Bard's solution. After correcting some indent mistakes.

import re

def word_frequencies(text):
  """
  Bard's solution
  Returns a dictionary of word frequencies in a text string.

  Args:
    text: A string containing the text to analyze.

  Returns:
    A dictionary where the keys are unique words in the text, and the values
    are the frequencies of each word.
  """
  # Lowercase the text and remove punctuation.
  text = text.lower()
  text = re.sub(r"[^\w\s]", "", text)

  # Split the text into words and count their frequencies.
  words = text.split()
  word_counts = {}
  for word in words:
    if word in word_counts:
      word_counts[word] += 1
   
    else:
      word_counts[word] = 1

  return word_counts

8.129551300000458 seconds

 

[mikrom]

mintjulep,

But when you have the function

def strip_punctuation(input_string):
    return input_string.translate(str.maketrans('', '', string.punctuation))

then applying it on the string "foo,bar;baz:spam/eggs." delivers

>>> strip_punctuation("foo,bar;baz:spam/eggs.")
'foobarbazspameggs'

which is not good, because then there is nothing to split()

IMO it would be better to use

def strip_punctuation(input_string):
    return input_string.translate(str.maketrans(string.punctuation, len(string.punctuation) * " ")

which applied on the same string delivers

>>> strip_punctuation("foo,bar;baz:spam/eggs.")
'foo bar baz spam eggs '

and then you can split() it.

 

[mintjulep]

@mikrom

Thanks for the improvement.

 

[mintjulep]

One more improvement to return the dictionary in alphabetical order. Change the return statement to

return dict(sorted(output.items()))

The sort imposes a pretty big performance hit.

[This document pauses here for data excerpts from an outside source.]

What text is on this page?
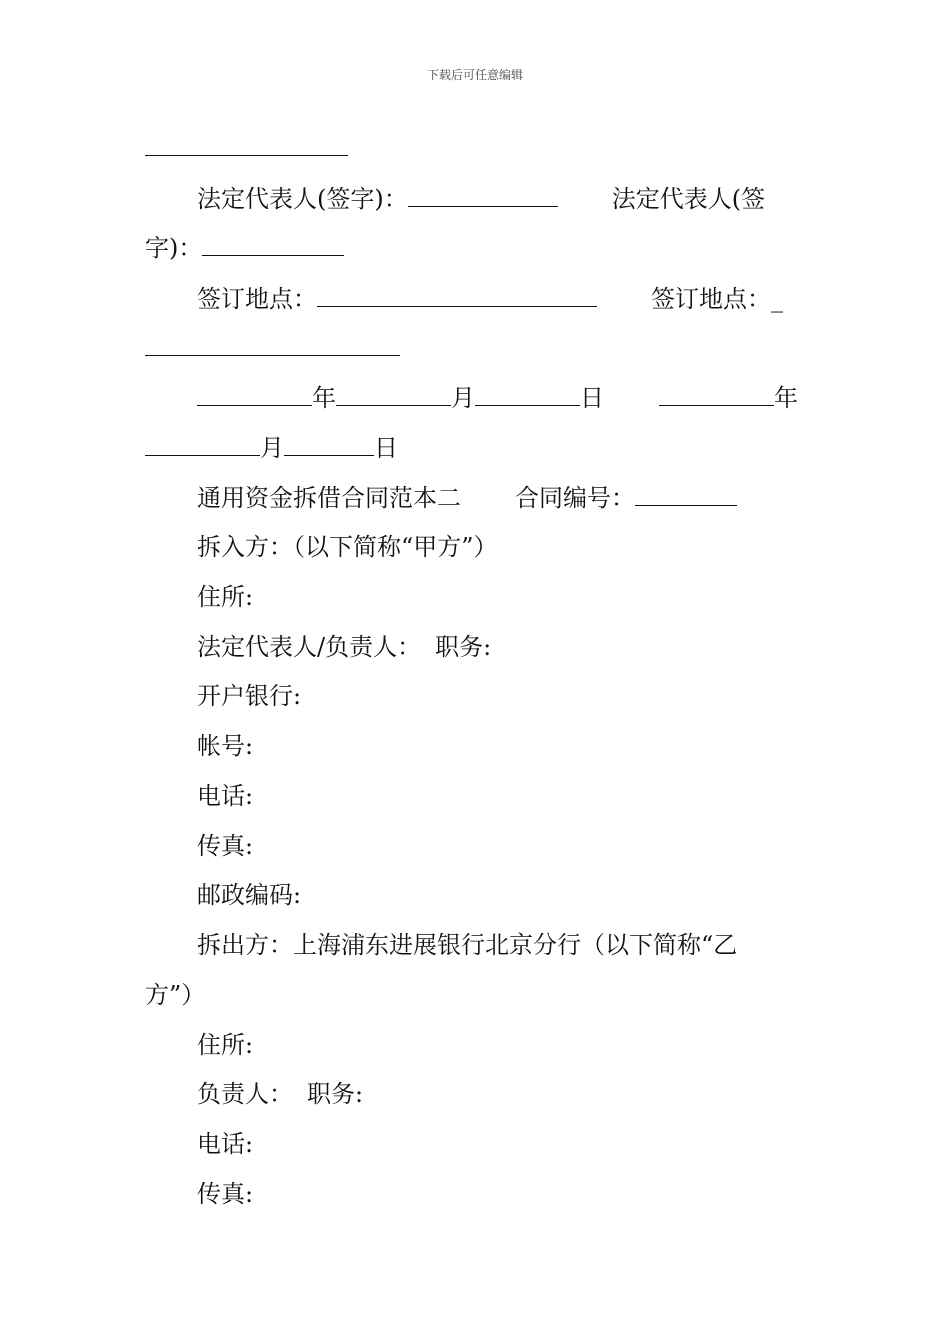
下载后可任意编辑
法定代表人(签字)：	法定代表人(签
字)：
签订地点：	签订地点：_
年	月	日	年
月	日
通用资金拆借合同范本二 合同编号：
拆入方：（以下简称“甲方”）
住所:
法定代表人/负责人： 职务:
开户银行:
帐号:
电话:
传真:
邮政编码:
拆出方：上海浦东进展银行北京分行（以下简称“乙
方”）
住所:
负责人： 职务:
电话:
传真:
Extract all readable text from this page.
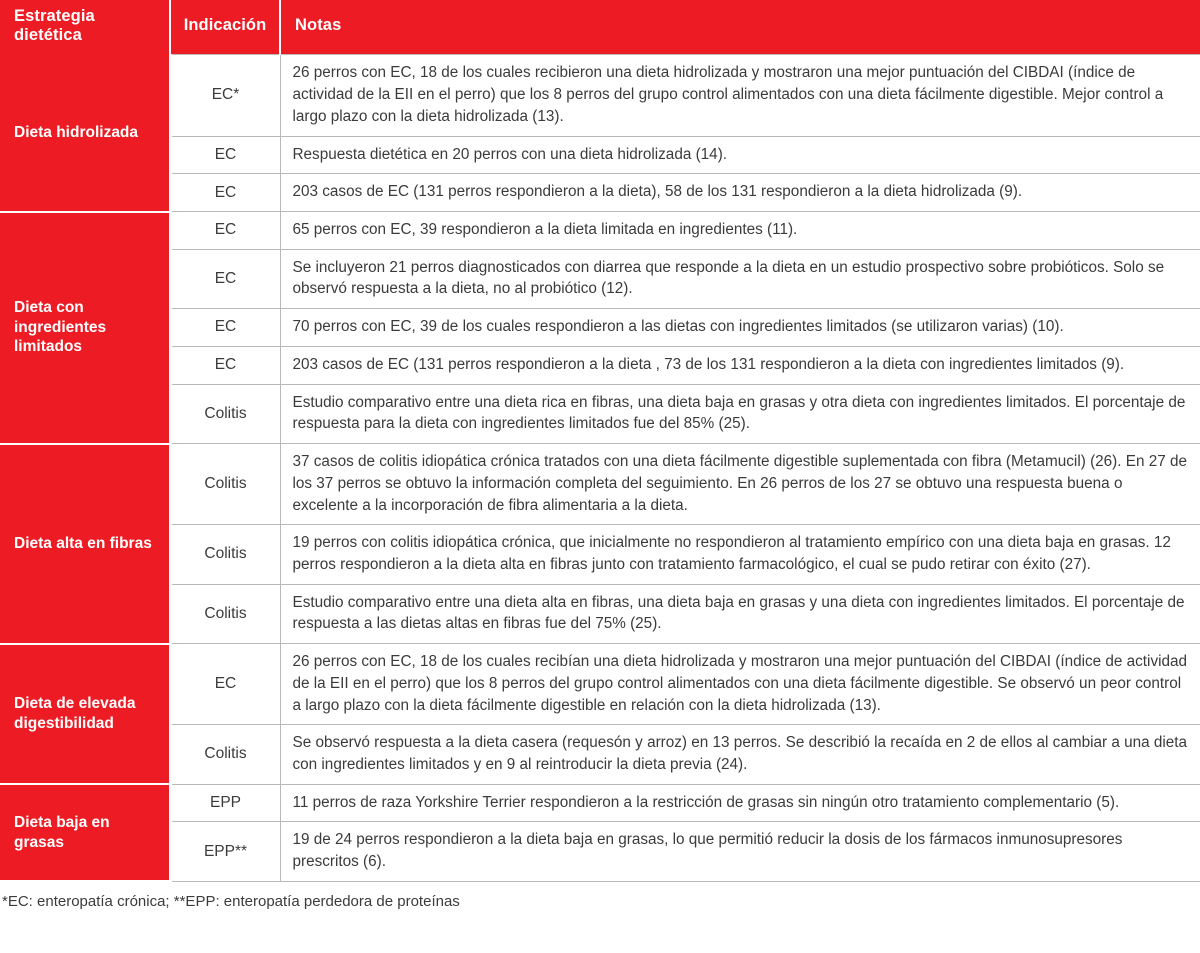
Estrategia dietética	Indicación	Notas
Dieta hidrolizada	EC*	26 perros con EC, 18 de los cuales recibieron una dieta hidrolizada y mostraron una mejor puntuación del CIBDAI (índice de actividad de la EII en el perro) que los 8 perros del grupo control alimentados con una dieta fácilmente digestible. Mejor control a largo plazo con la dieta hidrolizada (13).
	EC	Respuesta dietética en 20 perros con una dieta hidrolizada (14).
	EC	203 casos de EC (131 perros respondieron a la dieta), 58 de los 131 respondieron a la dieta hidrolizada (9).
Dieta con ingredientes limitados	EC	65 perros con EC, 39 respondieron a la dieta limitada en ingredientes (11).
	EC	Se incluyeron 21 perros diagnosticados con diarrea que responde a la dieta en un estudio prospectivo sobre probióticos. Solo se observó respuesta a la dieta, no al probiótico (12).
	EC	70 perros con EC, 39 de los cuales respondieron a las dietas con ingredientes limitados (se utilizaron varias) (10).
	EC	203 casos de EC (131 perros respondieron a la dieta , 73 de los 131 respondieron a la dieta con ingredientes limitados (9).
	Colitis	Estudio comparativo entre una dieta rica en fibras, una dieta baja en grasas y otra dieta con ingredientes limitados. El porcentaje de respuesta para la dieta con ingredientes limitados fue del 85% (25).
Dieta alta en fibras	Colitis	37 casos de colitis idiopática crónica tratados con una dieta fácilmente digestible suplementada con fibra (Metamucil) (26). En 27 de los 37 perros se obtuvo la información completa del seguimiento. En 26 perros de los 27 se obtuvo una respuesta buena o excelente a la incorporación de fibra alimentaria a la dieta.
	Colitis	19 perros con colitis idiopática crónica, que inicialmente no respondieron al tratamiento empírico con una dieta baja en grasas. 12 perros respondieron a la dieta alta en fibras junto con tratamiento farmacológico, el cual se pudo retirar con éxito (27).
	Colitis	Estudio comparativo entre una dieta alta en fibras, una dieta baja en grasas y una dieta con ingredientes limitados. El porcentaje de respuesta a las dietas altas en fibras fue del 75% (25).
Dieta de elevada digestibilidad	EC	26 perros con EC, 18 de los cuales recibían una dieta hidrolizada y mostraron una mejor puntuación del CIBDAI (índice de actividad de la EII en el perro) que los 8 perros del grupo control alimentados con una dieta fácilmente digestible. Se observó un peor control a largo plazo con la dieta fácilmente digestible en relación con la dieta hidrolizada (13).
	Colitis	Se observó respuesta a la dieta casera (requesón y arroz) en 13 perros. Se describió la recaída en 2 de ellos al cambiar a una dieta con ingredientes limitados y en 9 al reintroducir la dieta previa (24).
Dieta baja en grasas	EPP	11 perros de raza Yorkshire Terrier respondieron a la restricción de grasas sin ningún otro tratamiento complementario (5).
	EPP**	19 de 24 perros respondieron a la dieta baja en grasas, lo que permitió reducir la dosis de los fármacos inmunosupresores prescritos (6).
*EC: enteropatía crónica; **EPP: enteropatía perdedora de proteínas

This returns a List of Tuples, which is faster, but doesn't meet the problem statement.
Depending on the downstream use.....

return sorted(output.items())

 

[mikrom]

You did a nice job, but unfortunately there has been no feedback so far from soni21 who asked this question.

 

[mintjulep]

For my own interest.

def strip_with_string(input_string):
    return input_string.translate(str.maketrans(string.punctuation, len(string.punctuation) * " ")).split()

def strip_with_regex(input_string):
    return re.sub(r"[^\w\s]", " ", input_string).split()

a  = strip_with_string(declaration)

b = strip_with_regex(declaration)

print ( a == b)

T_string = timeit.timeit(lambda: strip_with_string(declaration), number=doit)
T_regex = timeit.timeit(lambda: strip_with_regex(declaration), number=doit)

print (f"Strip with string: {T_string}\nStrip with regex: {T_regex}")

True
Strip with string: 1.7044300000416115
Strip with regex: 4.372240500000771

The String library is much faster than regex for stripping out punctuation.